Une institution née d’une révolution constitutionnelle
Pour Chakir Fettouh, directeur du Pôle des études et des affaires juridiques du Conseil, le chemin parcouru depuis la création du CSPJ en 2017 peut être divisé en trois phases distinctes. «La première phase, qui a duré environ trois ans, était une phase de fondation. Il fallait mettre en place les structures, les cadres administratifs et judiciaires pour que cette nouvelle autorité puisse fonctionner», précise-t-il. Puis est venue «une phase de consolidation institutionnelle, à partir de 2020 ou 2021», qui a révélé certaines lacunes législatives et la nécessité d’adapter le cadre juridique. Cette période a abouti à l’adoption de la loi organique de 2023, renforçant les prérogatives du Conseil, notamment en matière de suivi de l’activité des tribunaux, de formation des magistrats et de gestion de l’administration judiciaire. L’institution se trouve aujourd’hui dans sa troisième phase, celle de «l’ouverture de grands chantiers stratégiques pour la réforme de la justice, en ligne avec les orientations de Sa Majesté le Roi», visant à faire de la justice un véritable levier de développement et de confiance.
Une feuille de route stratégique en trois axes
Parmi ces plateformes figure le Portail judiciaire du Royaume, qui rassemble aujourd’hui 43.485 décisions jurisprudentielles publiées, une plateforme de doléances et de réclamations, un système numérique d’évaluation de la performance judiciaire, ainsi qu’une revue judiciaire nationale documentant le parcours institutionnel et juridique national.
L’efficience judiciaire : des délais raisonnables enfin respectés
Les résultats sont déjà visibles. En 2024, les juridictions du Royaume ont atteint un taux de réalisation de 103% par rapport au nombre d’affaires enregistrées, permettant de réduire le stock des affaires en instance de 142.760 dossiers par rapport à 2023. Les délais indicatifs de traitement affichent des performances notables : 72% pour les affaires civiles, 75% pour les affaires commerciales, 77% pour les dossiers pénaux, 75% pour les affaires administratives et 69% pour le droit de la famille. «Ce que les juges ont réalisé l’année dernière, en 2024, est vraiment très honorable, malgré les difficultés et la pression du travail», salue Mohammed Nassar, qui souligne également l’effort considérable fourni par chaque magistrat, avec une moyenne de 2.100 affaires traitées par juge dans les tribunaux de première instance.
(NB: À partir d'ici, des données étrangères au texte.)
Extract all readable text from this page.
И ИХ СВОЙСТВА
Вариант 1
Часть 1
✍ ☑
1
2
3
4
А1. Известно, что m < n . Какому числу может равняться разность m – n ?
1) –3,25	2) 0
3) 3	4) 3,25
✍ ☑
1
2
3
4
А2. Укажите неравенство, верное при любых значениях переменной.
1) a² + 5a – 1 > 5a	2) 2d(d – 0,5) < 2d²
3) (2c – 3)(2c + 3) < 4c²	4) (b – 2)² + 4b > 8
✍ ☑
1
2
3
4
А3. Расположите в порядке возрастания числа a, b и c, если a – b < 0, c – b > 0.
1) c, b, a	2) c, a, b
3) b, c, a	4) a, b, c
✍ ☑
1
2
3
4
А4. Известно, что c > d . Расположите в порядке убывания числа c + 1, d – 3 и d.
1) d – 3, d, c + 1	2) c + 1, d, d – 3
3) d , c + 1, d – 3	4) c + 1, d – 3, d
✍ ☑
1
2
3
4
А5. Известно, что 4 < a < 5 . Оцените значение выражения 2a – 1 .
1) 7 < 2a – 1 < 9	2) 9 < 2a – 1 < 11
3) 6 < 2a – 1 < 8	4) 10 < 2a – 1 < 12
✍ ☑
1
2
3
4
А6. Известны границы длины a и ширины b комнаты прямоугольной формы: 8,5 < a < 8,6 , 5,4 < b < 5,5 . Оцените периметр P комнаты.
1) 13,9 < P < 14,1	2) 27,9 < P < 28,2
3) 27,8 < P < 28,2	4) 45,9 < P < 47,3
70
Ce dernier point met en lumière un défi important pour l’avenir : «Au Maroc, nous avons environ 3.000 juges du siège, ce qui représente une moyenne de 8,1 juges pour 100.000 habitants. Cet indicateur est utilisé par le Conseil de l’Europe pour évaluer les systèmes judiciaires en Europe, où la moyenne est de 21,9 juges pour 100.000 habitants. Nous en avons huit, ce qui signifie que le chemin est encore long. Un effort doit être fait par l’État pour injecter du sang neuf dans le corps judiciaire».
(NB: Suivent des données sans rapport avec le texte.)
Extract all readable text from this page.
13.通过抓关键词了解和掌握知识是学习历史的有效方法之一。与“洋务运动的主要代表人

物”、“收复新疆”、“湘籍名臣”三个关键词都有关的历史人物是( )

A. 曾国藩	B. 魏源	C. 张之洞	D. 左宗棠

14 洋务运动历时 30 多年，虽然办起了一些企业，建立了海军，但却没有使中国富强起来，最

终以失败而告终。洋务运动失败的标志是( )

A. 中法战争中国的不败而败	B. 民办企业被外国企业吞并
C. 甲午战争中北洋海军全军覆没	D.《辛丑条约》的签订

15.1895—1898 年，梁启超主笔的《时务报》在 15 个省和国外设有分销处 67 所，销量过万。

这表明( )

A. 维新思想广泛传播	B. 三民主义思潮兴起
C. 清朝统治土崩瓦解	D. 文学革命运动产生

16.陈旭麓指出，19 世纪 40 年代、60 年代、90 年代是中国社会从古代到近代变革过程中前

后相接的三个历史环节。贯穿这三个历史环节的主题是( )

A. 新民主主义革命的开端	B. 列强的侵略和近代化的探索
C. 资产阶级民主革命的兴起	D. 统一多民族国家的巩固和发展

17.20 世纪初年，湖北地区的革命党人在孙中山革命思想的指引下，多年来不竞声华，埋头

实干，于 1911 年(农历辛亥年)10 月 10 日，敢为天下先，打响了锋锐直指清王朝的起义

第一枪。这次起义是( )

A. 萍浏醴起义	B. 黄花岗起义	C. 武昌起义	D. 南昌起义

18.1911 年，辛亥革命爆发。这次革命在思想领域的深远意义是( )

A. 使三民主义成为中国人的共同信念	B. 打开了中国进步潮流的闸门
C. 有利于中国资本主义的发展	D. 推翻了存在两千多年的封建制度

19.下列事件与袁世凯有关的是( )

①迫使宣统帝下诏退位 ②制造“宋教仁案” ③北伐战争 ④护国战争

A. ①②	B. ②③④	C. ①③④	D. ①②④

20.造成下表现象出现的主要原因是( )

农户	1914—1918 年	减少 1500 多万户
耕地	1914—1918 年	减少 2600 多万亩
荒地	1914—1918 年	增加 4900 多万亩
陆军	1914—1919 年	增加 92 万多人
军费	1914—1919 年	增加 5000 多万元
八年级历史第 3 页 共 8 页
L’indépendance financière : une autonomie conquise pas à pas
Une étape décisive a été franchie en 2023 avec la modification de l’article 55 de la loi organique relative au CSPJ. «Avant la modification de l’article, il était inconcevable et illogique de parler d’indépendance du pouvoir judiciaire, alors que le juge, pour obtenir un certificat de salaire, devait se rendre au ministère de la Justice, et que le juge recevait son salaire du budget du ministère de la Justice», rappelle Mohammed Nassar. La nouvelle formulation de l’article stipule désormais que «Le Conseil, en coordination avec le ministère chargé des Finances, prend toutes les mesures nécessaires pour exécuter les décisions du Conseil relatives à la situation administrative et financière des juges», supprimant ainsi l’intervention du ministère de la Justice. Cette indépendance financière s’est accompagnée d’une évolution significative du budget du Conseil, particulièrement marquée en 2023 et 2024, ainsi que d’un renforcement considérable des ressources humaines, l’effectif passant de 40 personnes en 2017 à 495 agents au 15 avril 2025 (585 en comptant les éléments des Forces auxiliaires).
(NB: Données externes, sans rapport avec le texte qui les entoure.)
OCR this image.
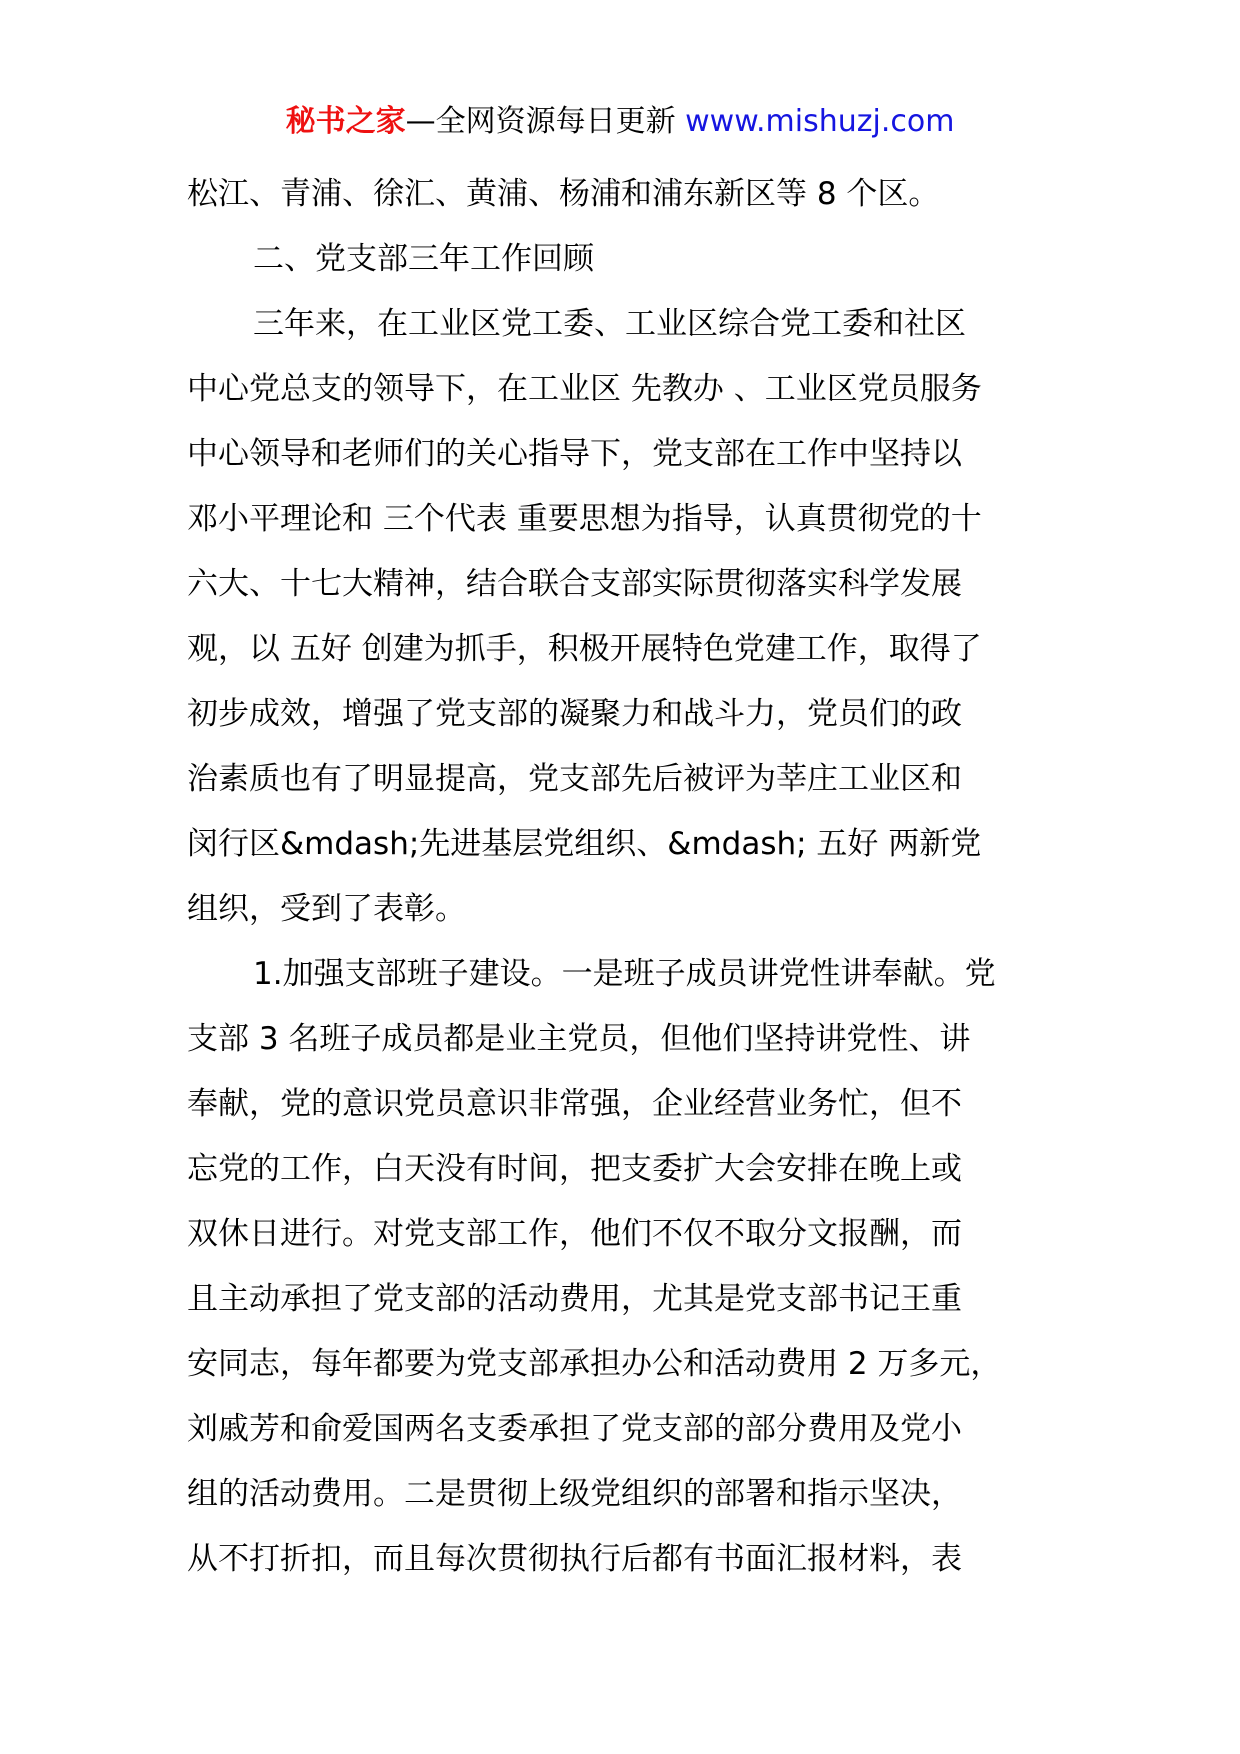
秘书之家—全网资源每日更新 www.mishuzj.com

松江、青浦、徐汇、黄浦、杨浦和浦东新区等 8 个区。

二、党支部三年工作回顾

三年来，在工业区党工委、工业区综合党工委和社区

中心党总支的领导下，在工业区 先教办 、工业区党员服务

中心领导和老师们的关心指导下，党支部在工作中坚持以

邓小平理论和 三个代表 重要思想为指导，认真贯彻党的十

六大、十七大精神，结合联合支部实际贯彻落实科学发展

观，以 五好 创建为抓手，积极开展特色党建工作，取得了

初步成效，增强了党支部的凝聚力和战斗力，党员们的政

治素质也有了明显提高，党支部先后被评为莘庄工业区和

闵行区&mdash;先进基层党组织、&mdash; 五好 两新党

组织，受到了表彰。

1.加强支部班子建设。一是班子成员讲党性讲奉献。党

支部 3 名班子成员都是业主党员，但他们坚持讲党性、讲

奉献，党的意识党员意识非常强，企业经营业务忙，但不

忘党的工作，白天没有时间，把支委扩大会安排在晚上或

双休日进行。对党支部工作，他们不仅不取分文报酬，而

且主动承担了党支部的活动费用，尤其是党支部书记王重

安同志，每年都要为党支部承担办公和活动费用 2 万多元，

刘戚芳和俞爱国两名支委承担了党支部的部分费用及党小

组的活动费用。二是贯彻上级党组织的部署和指示坚决，

从不打折扣，而且每次贯彻执行后都有书面汇报材料，表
L’investissement dans l’humain : formation et éthique au cœur de la réforme
Cette priorité accordée à la formation s’est concrétisée par plusieurs initiatives majeures : l’inscription de cette dimension dans le plan stratégique du CSPJ, la modification du cadre juridique régissant l’Institut supérieur de la magistrature, la création d’un pôle dédié au sein du Conseil et la mise en place d’une stratégie claire concernant la formation initiale, continue et spécialisée. En 2024, trente-six sessions de formation ont été organisées, couvrant des domaines variés et ciblant 1.153 magistrats. Le contenu était diversifié, allant de l’approfondissement des connaissances juridiques à la formation sur des enjeux émergents comme l’intelligence artificielle et la cybercriminalité, en passant par le renforcement des compétences personnelles et la formation en matière d’éthique.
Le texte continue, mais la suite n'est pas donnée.